レベル1:簡単で個人的なもの。Google検索でも行えることだ。Firefoxの将来のバージョンやサードパーティの拡張機能には、より賢いタグベースのブックマークツールがある。この機能は、過去に行った検索を保存し、分析し、取り出す方法を改善する。

レベル2:小チームによる調査。現在このプロセスは完全にバラバラで、われわれはブックマークやWord、Excelへのカットアンドペースト、電子メールに頼っている。Del.icio.usはソーシャルブックマークで何ができるかを示してくれたが、秘密性が重要な場面ではオープンすぎて使えない。これまでのところ、最もよい例はMa.gnoliaだろう。この分野では課題がまだ山のように残っている。その課題を突破したツールは、レベル3や4にも適用できるだろう。

レベル3:エンタープライズ2.0ツール。ここでは、複数のチームやアウトソースされたチームが共通のワークフローで働く段階に踏み込んでいる。現在主流のエンタープライズ2.0ツールであるやWiki、ブログ、RSSは、これまでのものに比べれば大きく改善されている。しかし、これらは本格的な企業規模の調査プロジェクトで求められる構造は提供していない。考えられる方向性としては、構造化ブロギングセマンティックWikiマイクロフォーマットなどがある。エンタープライズ2.0にはまた、統合も必要となる。誰かが、Dapperのようなクロウラーや調査ツール、公開ツール(ブログやWiki)などのスタック全体を構築し、サポートする必要がある。このレベルでは、可視化を行い、「知識のグラフ」を活用することが、ハイパーリンクに加えて不可欠になる。
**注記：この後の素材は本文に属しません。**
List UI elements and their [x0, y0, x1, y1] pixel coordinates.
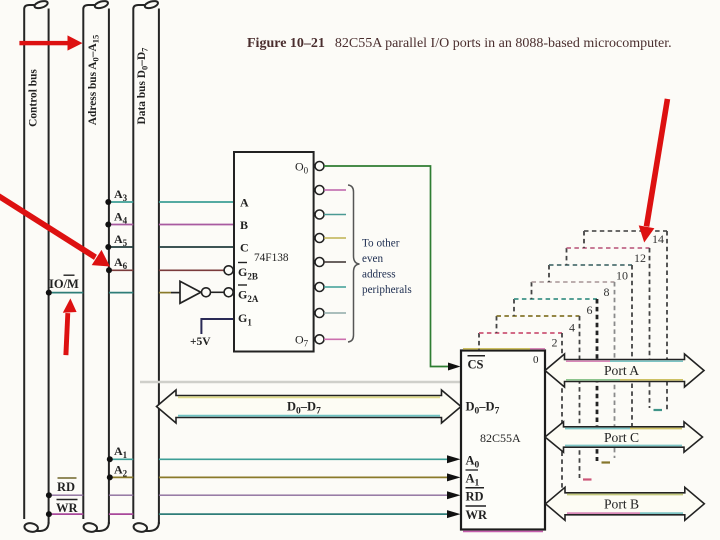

レベル4:大きな問題の検討。次のステップは、1つの大きな問題に取り組む、規模の大きいコミュニティの発生だ。これは、ソーシャルネットワーキングと共通の性質を持っているが、これらの「研究ネットワーク」が医療や教育、貧困削減など、地球規模の大きな問題に取り組んでいるという点が異なる。インターネットは、人間の能力を素晴らしく拡大してくれる。もちろん、インターネットは企業がものを売る方法を改善したり、われわれの注意不足の退屈した精神をくすぐるゲームを提供したり、土曜日の夜にデートにこぎつけるのを簡単にしたりすること以上に役に立つものを提供できる。Moveon.orgはこの例だろう。また、政治的な色を取り除き、新しいツールを活用してアメリカの教育危機のような課題を解決するというのはどうだろうか。

調べ物をするうえでの要件

 調べ物のための基本的な検索機能は、「ショッピング」としても知られる消費者行動とは異なる。こうした認識に立てば改善が可能になるだろう。YahooはMindsetと呼ばれるサービスを持っており(残念ながら「ベータ版の洗礼」にはまりこんでいるようだが)これは「購入のための検索」と「調べ物のための検索」の違いをうまく示してくれている。
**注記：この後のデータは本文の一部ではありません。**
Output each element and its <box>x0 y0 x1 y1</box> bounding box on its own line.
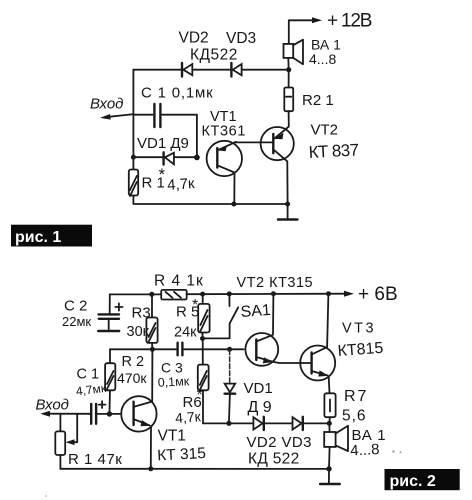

 わたしはこの種のツールの利用者層となる典型的な「アーリーアダプター(初期採用者)」だ。わたしの利用はレベル1とレベル2に及び、いまは将来のプロジェクトのためにレベル3の種類のツールを探している。わたしは、これらのツールがより複雑な要件に対応しうるレベルへ容易に到達するはずだと考えている。わたしが求めているのは、次のようなものだ。
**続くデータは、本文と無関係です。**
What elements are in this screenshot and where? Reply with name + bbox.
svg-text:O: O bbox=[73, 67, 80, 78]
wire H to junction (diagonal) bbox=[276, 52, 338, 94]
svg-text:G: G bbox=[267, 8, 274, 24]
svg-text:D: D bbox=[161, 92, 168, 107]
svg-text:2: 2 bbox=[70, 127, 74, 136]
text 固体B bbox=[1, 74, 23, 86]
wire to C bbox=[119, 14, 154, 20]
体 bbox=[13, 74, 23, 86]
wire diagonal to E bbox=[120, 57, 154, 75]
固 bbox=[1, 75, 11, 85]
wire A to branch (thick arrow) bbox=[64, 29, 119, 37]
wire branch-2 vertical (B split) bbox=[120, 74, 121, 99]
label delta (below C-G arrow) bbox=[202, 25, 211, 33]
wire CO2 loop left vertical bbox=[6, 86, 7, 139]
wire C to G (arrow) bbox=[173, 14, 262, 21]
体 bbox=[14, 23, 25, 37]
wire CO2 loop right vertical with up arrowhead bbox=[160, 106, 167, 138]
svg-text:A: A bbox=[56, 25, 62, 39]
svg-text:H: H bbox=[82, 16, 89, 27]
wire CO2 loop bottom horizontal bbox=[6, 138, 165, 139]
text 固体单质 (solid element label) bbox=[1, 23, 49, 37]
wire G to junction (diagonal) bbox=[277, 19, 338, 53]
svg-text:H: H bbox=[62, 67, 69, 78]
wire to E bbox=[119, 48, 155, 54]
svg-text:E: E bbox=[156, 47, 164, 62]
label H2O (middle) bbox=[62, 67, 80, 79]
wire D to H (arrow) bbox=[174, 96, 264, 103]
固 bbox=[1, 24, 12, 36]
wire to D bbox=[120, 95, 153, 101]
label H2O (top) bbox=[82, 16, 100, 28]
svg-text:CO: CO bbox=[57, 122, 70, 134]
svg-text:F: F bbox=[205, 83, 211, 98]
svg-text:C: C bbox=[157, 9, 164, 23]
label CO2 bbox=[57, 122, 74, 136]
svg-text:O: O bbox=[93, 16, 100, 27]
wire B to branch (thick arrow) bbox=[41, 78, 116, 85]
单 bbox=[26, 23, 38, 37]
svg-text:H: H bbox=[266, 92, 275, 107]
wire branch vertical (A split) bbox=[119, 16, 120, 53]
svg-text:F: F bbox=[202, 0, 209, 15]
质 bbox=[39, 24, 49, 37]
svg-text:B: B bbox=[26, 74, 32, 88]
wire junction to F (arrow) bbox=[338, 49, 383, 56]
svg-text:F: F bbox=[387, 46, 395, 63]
  • それが役に立ち、安定していることがサーバ版で明らかになるまでは、ダウンロードは一切したくない(Firefoxの拡張プラグインでさえ)
  • 「すぐに役に立ち、どうやって使えばいいのか頭を悩ませずに済む」という条件に当てはまるものである
  • 個人的な調べ物ツール(レベル1)は無料であってほしいが、レベル2の協調ツールには少額なら払う準備がある。このため、「freemium」アプローチが可能かもしれない。(ただし、プライバシが厳格に守られる限り、サービスの開放により事業者が得る「意図のデータベース」には大きな潜在的価値があるため、はるかに大きな役割を果たすかもしれない)

結論

 R/WWの読者の多くが、新しい技術やマーケットについて、この種の調べ物を多く行っていることだろう。読者の意見を聞かせてほしい。読者も同じような問題に直面しているか?どんなツールを便利だと感じているのか?要件リストに合致する製品はあるだろうか?あなたならどんな要件を加えるだろうか?